Northeast Town to purchase radar speed indicator sign

The Ontario Provincial Police have a mobile radar sign that travels throughout Manitoulin communities but the Northeast Town has recently agreed to purchase its own unit at a price no greater than $10,000 from its working capital reserves.

LITTLE CURRENT – Northeast Town council received yet another complaint of drivers using high rates of speed through residential areas, causing staff to suggest the town could procure its own radar speed sign.

Robyn Charbonneau of Robinson Street was the latest in a string of letter writers. Her letter was included in the August 4 meeting agenda package.

“There is a desperate need for a new speed limit to be introduced on Robinson Street,” Ms. Charbonneau writes. “Vehicles are driving there at speeds that are excessive for a residential street. Children are in danger of being hit and killed, a threat that also extends to some residents of Manitoulin Centennial Manor who regularly drive their motorized scooters on this street, and to all other members of the public.”

CAO Dave Williamson noted that this is the third week in a row council has had a speeding complaint as part of its agenda package and suggested that the municipal purchase its own radar speed indicator sign. He explained that the costs range from $6,000 to $10,000.
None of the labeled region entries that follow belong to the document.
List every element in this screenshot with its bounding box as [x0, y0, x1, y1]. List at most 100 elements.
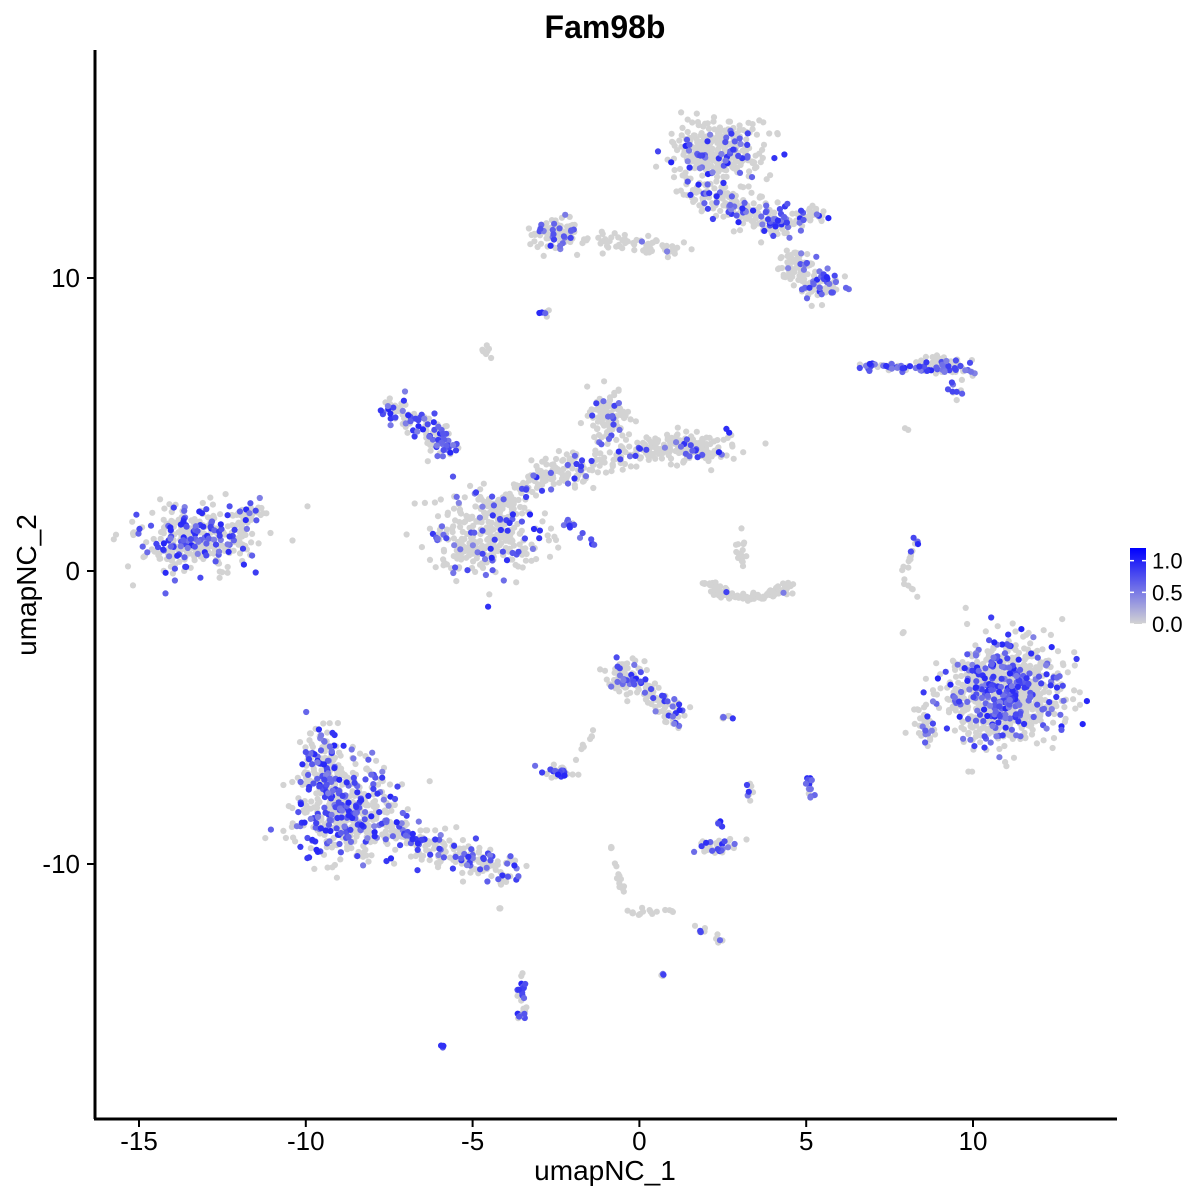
- data-point: [544, 532, 551, 539]
- data-point: [774, 131, 781, 138]
- data-point: [619, 237, 626, 244]
- data-point: [577, 420, 585, 427]
- data-point: [619, 245, 626, 252]
- data-point: [216, 574, 223, 581]
- data-point: [368, 813, 375, 820]
- data-point: [336, 776, 343, 783]
- data-point: [958, 376, 966, 383]
- data-point: [800, 266, 808, 273]
- data-point: [499, 548, 506, 555]
- data-point: [1061, 704, 1068, 711]
- data-point: [323, 781, 330, 788]
- data-point: [686, 453, 693, 460]
- data-point: [407, 853, 415, 860]
- data-point: [303, 809, 310, 816]
- data-point: [461, 536, 468, 543]
- data-point: [641, 689, 649, 696]
- data-point: [681, 457, 688, 464]
- data-point: [381, 808, 388, 816]
- data-point: [696, 165, 704, 172]
- data-point: [996, 745, 1003, 753]
- data-point: [503, 557, 511, 564]
- data-point: [996, 754, 1003, 761]
- data-point: [171, 577, 178, 584]
- data-point: [732, 541, 740, 548]
- data-point: [601, 454, 608, 461]
- data-point: [341, 823, 348, 830]
- data-point: [774, 217, 782, 224]
- data-point: [800, 216, 807, 224]
- data-point: [432, 841, 439, 848]
- data-point: [589, 727, 597, 734]
- data-point: [194, 550, 201, 558]
- data-point: [182, 563, 189, 570]
- data-point: [978, 694, 986, 702]
- data-point: [333, 825, 340, 832]
- data-point: [368, 771, 375, 778]
- data-point: [515, 548, 522, 555]
- data-point: [684, 178, 691, 185]
- data-point: [713, 193, 720, 200]
- data-point: [320, 761, 327, 768]
- data-point: [933, 660, 940, 667]
- data-point: [488, 873, 495, 880]
- data-point: [474, 549, 481, 556]
- data-point: [222, 491, 229, 498]
- data-point: [622, 436, 630, 443]
- data-point: [750, 200, 757, 207]
- data-point: [112, 531, 120, 538]
- data-point: [701, 580, 708, 587]
- data-point: [309, 743, 316, 751]
- data-point: [352, 760, 359, 768]
- x-tick-label: -15: [120, 1126, 158, 1156]
- data-point: [653, 908, 660, 915]
- data-point: [522, 557, 530, 564]
- data-point: [920, 689, 927, 696]
- data-point: [647, 438, 654, 446]
- data-point: [218, 526, 225, 533]
- data-point: [149, 509, 156, 516]
- data-point: [959, 659, 966, 666]
- data-point: [482, 556, 489, 563]
- data-point: [740, 449, 747, 456]
- data-point: [945, 363, 952, 370]
- data-point: [643, 667, 650, 674]
- data-point: [733, 158, 740, 165]
- data-point: [1030, 713, 1037, 721]
- data-point: [302, 749, 309, 756]
- data-point: [432, 564, 439, 571]
- data-point: [414, 840, 421, 847]
- data-point: [440, 556, 447, 563]
- data-point: [493, 521, 500, 528]
- data-point: [556, 479, 563, 486]
- data-point: [753, 131, 761, 138]
- data-point: [984, 692, 991, 699]
- data-point: [337, 829, 344, 837]
- data-point: [811, 286, 818, 293]
- data-point: [691, 922, 699, 929]
- data-point: [453, 824, 460, 831]
- data-point: [541, 510, 549, 517]
- data-point: [529, 545, 537, 553]
- data-point: [709, 145, 716, 152]
- data-point: [267, 826, 274, 833]
- data-point: [297, 843, 304, 851]
- data-point: [385, 802, 392, 809]
- data-point: [403, 531, 410, 538]
- data-point: [908, 585, 915, 592]
- data-point: [440, 447, 447, 454]
- data-point: [911, 720, 918, 728]
- data-point: [704, 205, 712, 212]
- data-point: [616, 688, 623, 695]
- data-point: [737, 183, 744, 190]
- data-point: [386, 395, 393, 402]
- data-point: [192, 523, 199, 530]
- data-point: [693, 428, 700, 435]
- data-point: [110, 536, 117, 543]
- data-point: [414, 428, 421, 435]
- data-point: [449, 865, 456, 872]
- data-point: [922, 675, 930, 682]
- x-tick-label: 0: [632, 1126, 646, 1156]
- data-point: [924, 713, 931, 720]
- data-point: [714, 846, 721, 853]
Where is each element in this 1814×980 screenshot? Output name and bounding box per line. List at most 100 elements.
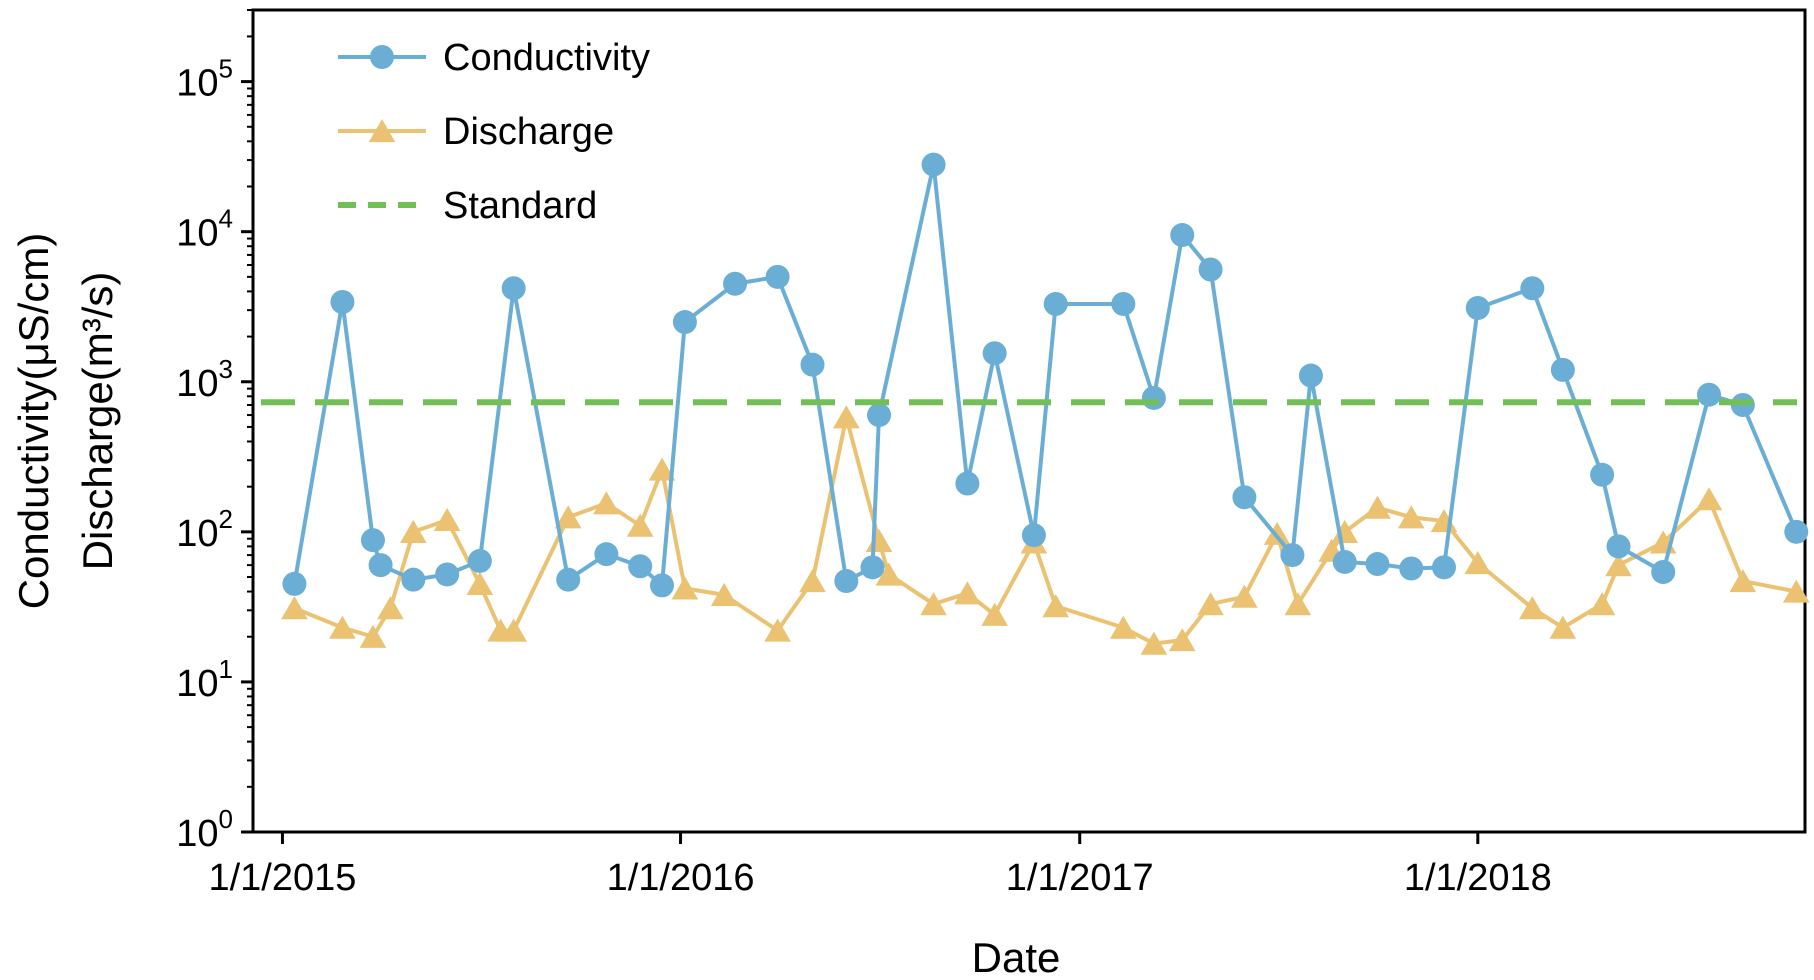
discharge-point	[377, 596, 404, 620]
conductivity-point	[982, 341, 1007, 366]
conductivity-point	[1332, 549, 1357, 574]
conductivity-point	[921, 152, 946, 177]
discharge-point	[710, 582, 738, 607]
conductivity-point	[867, 403, 892, 428]
discharge-point	[1695, 487, 1723, 511]
legend-standard-label: Standard	[443, 185, 597, 227]
conductivity-point	[649, 573, 674, 598]
discharge-point	[1140, 631, 1168, 655]
discharge-point	[833, 405, 860, 429]
conductivity-point	[594, 542, 619, 567]
conductivity-point	[1590, 462, 1615, 487]
conductivity-point	[501, 276, 526, 301]
conductivity-point	[1043, 291, 1068, 316]
discharge-point	[981, 602, 1008, 626]
discharge-point	[648, 457, 676, 481]
discharge-point	[920, 592, 947, 616]
legend-conductivity-marker	[370, 45, 394, 69]
conductivity-point	[1697, 382, 1722, 407]
discharge-point	[1397, 505, 1425, 529]
conductivity-point	[360, 528, 385, 553]
conductivity-point	[1784, 519, 1809, 544]
conductivity-point	[282, 571, 307, 596]
y-tick-label-3: 103	[176, 354, 233, 405]
y-tick-label-4: 104	[176, 204, 233, 255]
discharge-point	[1605, 553, 1632, 577]
x-tick-label-3: 1/1/2018	[1404, 857, 1552, 899]
conductivity-point	[834, 569, 859, 594]
y-tick-label-2: 102	[176, 504, 233, 555]
x-tick-label-0: 1/1/2015	[208, 857, 356, 899]
discharge-point	[626, 513, 654, 537]
y-axis-title-line-2: Discharge(m³/s)	[74, 272, 121, 571]
discharge-line	[293, 415, 1797, 646]
discharge-point	[433, 507, 461, 532]
discharge-point	[1231, 584, 1258, 608]
discharge-point	[359, 624, 387, 648]
conductivity-point	[368, 553, 393, 578]
discharge-point	[554, 505, 582, 529]
conductivity-point	[1232, 485, 1257, 510]
legend-discharge-label: Discharge	[443, 111, 614, 153]
discharge-point	[500, 618, 527, 642]
discharge-point	[593, 491, 620, 515]
conductivity-point	[1651, 560, 1676, 585]
discharge-point	[1284, 592, 1312, 616]
discharge-point	[799, 569, 826, 593]
conductivity-point	[1021, 523, 1046, 548]
discharge-point	[1110, 615, 1137, 639]
conductivity-point	[1520, 276, 1545, 301]
conductivity-point	[330, 289, 355, 314]
conductivity-point	[860, 555, 885, 580]
discharge-point	[1549, 615, 1577, 639]
y-axis-title-line-1: Conductivity(μS/cm)	[10, 233, 57, 610]
discharge-point	[865, 528, 893, 553]
discharge-point	[1464, 550, 1492, 575]
conductivity-point	[1111, 291, 1136, 316]
discharge-point	[671, 576, 699, 600]
conductivity-point	[1465, 296, 1490, 321]
discharge-point	[1168, 628, 1196, 652]
conductivity-point	[723, 271, 748, 296]
conductivity-point	[1365, 552, 1390, 577]
conductivity-point	[1298, 363, 1323, 388]
conductivity-point	[1431, 555, 1456, 580]
discharge-point	[329, 615, 356, 639]
legend-discharge-marker	[368, 119, 396, 143]
discharge-point	[1588, 592, 1616, 616]
conductivity-point	[401, 567, 426, 592]
discharge-point	[281, 596, 308, 620]
discharge-point	[1263, 521, 1291, 545]
conductivity-point	[435, 562, 460, 587]
x-tick-label-2: 1/1/2017	[1006, 857, 1154, 899]
discharge-point	[764, 618, 791, 642]
series-layer	[261, 152, 1810, 655]
legend: Conductivity Discharge Standard	[338, 37, 650, 227]
conductivity-point	[1550, 357, 1575, 382]
discharge-point	[466, 571, 494, 595]
y-tick-label-5: 105	[176, 54, 233, 105]
conductivity-point	[1170, 223, 1195, 248]
discharge-point	[1197, 592, 1224, 616]
x-tick-label-1: 1/1/2016	[607, 857, 755, 899]
discharge-point	[1519, 596, 1546, 620]
plot-frame	[251, 8, 1807, 834]
conductivity-point	[765, 264, 790, 289]
conductivity-point	[1198, 257, 1223, 282]
discharge-point	[1042, 594, 1070, 618]
x-axis-title: Date	[972, 934, 1061, 980]
discharge-point	[954, 581, 981, 605]
y-tick-label-0: 100	[176, 804, 233, 855]
axes: 100 101 102 103 104 105 1/1/2015 1/1/2016 1/1/20…	[176, 9, 1552, 899]
discharge-point	[875, 562, 903, 586]
discharge-point	[1782, 579, 1810, 603]
conductivity-point	[955, 471, 980, 496]
discharge-point	[1364, 495, 1391, 519]
conductivity-point	[556, 567, 581, 592]
discharge-point	[1729, 569, 1757, 593]
conductivity-point	[1399, 556, 1424, 581]
y-tick-label-1: 101	[176, 654, 233, 705]
conductivity-point	[1141, 385, 1166, 410]
conductivity-point	[1280, 543, 1305, 568]
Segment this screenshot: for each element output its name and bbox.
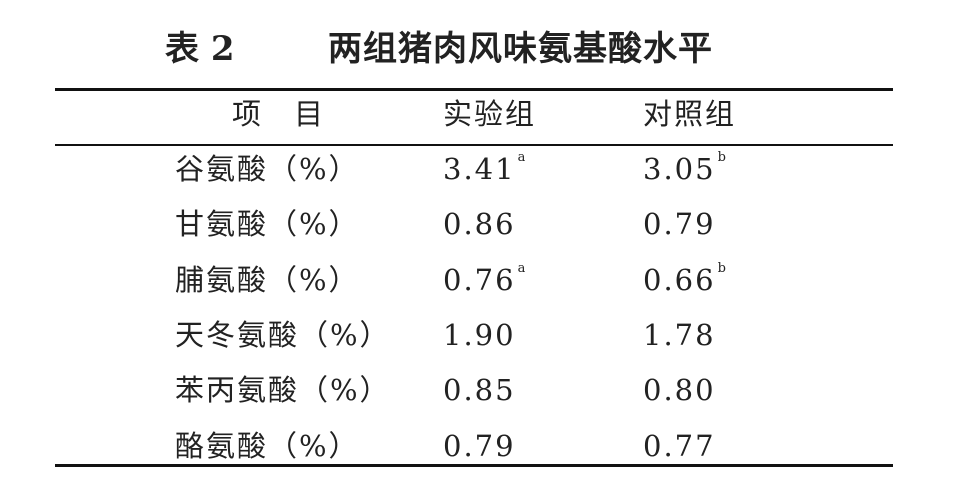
cell-text: 苯丙氨酸（%） <box>175 373 391 408</box>
row-label: 天冬氨酸（%） <box>175 317 391 352</box>
cell-text: 酪氨酸（%） <box>175 428 360 463</box>
row-label: 酪氨酸（%） <box>175 428 360 463</box>
cell-text: 甘氨酸（%） <box>175 207 360 242</box>
value-cell: 0.77 <box>643 428 716 463</box>
bottom-rule <box>55 464 893 467</box>
value-cell: 0.80 <box>643 376 716 405</box>
cell-text: 天冬氨酸（%） <box>175 317 391 352</box>
cell-text: 0.85 <box>443 373 516 408</box>
header-cell: 项 目 <box>232 97 326 131</box>
cell-text: 0.66 <box>643 262 716 297</box>
top-rule <box>55 88 893 91</box>
cell-text: 1.78 <box>643 317 716 352</box>
row-label: 谷氨酸（%） <box>175 155 360 184</box>
cell-text: 谷氨酸（%） <box>175 152 360 186</box>
value-cell: 0.86 <box>443 210 516 239</box>
value-cell: 3.41 a <box>443 151 527 186</box>
cell-text: 0.86 <box>443 207 516 242</box>
value-cell: 0.76 a <box>443 262 527 297</box>
superscript: a <box>517 260 528 276</box>
cell-text: 0.79 <box>443 428 516 463</box>
value-cell: 1.78 <box>643 317 716 352</box>
value-cell: 0.85 <box>443 376 516 405</box>
cell-text: 0.76 <box>443 262 516 297</box>
value-cell: 0.79 <box>443 428 516 463</box>
cell-text: 3.05 <box>643 152 716 186</box>
row-label: 甘氨酸（%） <box>175 210 360 239</box>
row-label: 脯氨酸（%） <box>175 262 360 297</box>
row-label: 苯丙氨酸（%） <box>175 376 391 405</box>
value-cell: 1.90 <box>443 317 516 352</box>
cell-text: 0.77 <box>643 428 716 463</box>
header-cell: 实验组 <box>443 97 537 131</box>
value-cell: 0.79 <box>643 210 716 239</box>
value-cell: 3.05 b <box>643 151 728 186</box>
table-number: 表 2 <box>165 29 235 69</box>
cell-text: 0.80 <box>643 373 716 408</box>
cell-text: 3.41 <box>443 152 516 186</box>
value-cell: 0.66 b <box>643 262 728 297</box>
table-title: 两组猪肉风味氨基酸水平 <box>328 29 713 69</box>
cell-text: 1.90 <box>443 317 516 352</box>
cell-text: 脯氨酸（%） <box>175 262 360 297</box>
superscript: b <box>717 260 728 276</box>
header-rule <box>55 144 893 146</box>
superscript: a <box>517 150 528 165</box>
cell-text: 0.79 <box>643 207 716 242</box>
header-cell: 对照组 <box>643 97 737 131</box>
superscript: b <box>717 150 728 165</box>
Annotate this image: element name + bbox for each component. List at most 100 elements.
“We can then place the sign and forward the information obtained to the OPP (Ontario Provincial Police),” Mr. Williamson said. Top-end signs come with software that records each vehicle’s speed that passes by, as well as the time of passing.

Councillor Barb Baker asked about speed bumps on problem roads.

Mr. Williamson replied that speed bumps bring with them numerous problems, such as complaints from residents, problems with snowplows and “some measure of liability,” giving the example of a driver who hits the speed bump at a high rate of speed and obtains damage to their vehicle.

Councillor Baker also noted the OPP’s speed indicator sign and its consistent mechanical failure. “Have we factored in maintenance costs?” she asked.

Councillor Al Boyd, a retired OPP constable who was once the officer in charge of the force’s speed indicator sign, noted that the OPP sign’s issue is due to a faulty charging system but that maintenance costs should be quite minimal, if well taken care of.

Councillor Bill Koehler made the motion to purchase a speed indicator sign at a cost not greater than $10,000 while Councillor Boyd seconded the motion. The money will be taken from the working capital reserve account.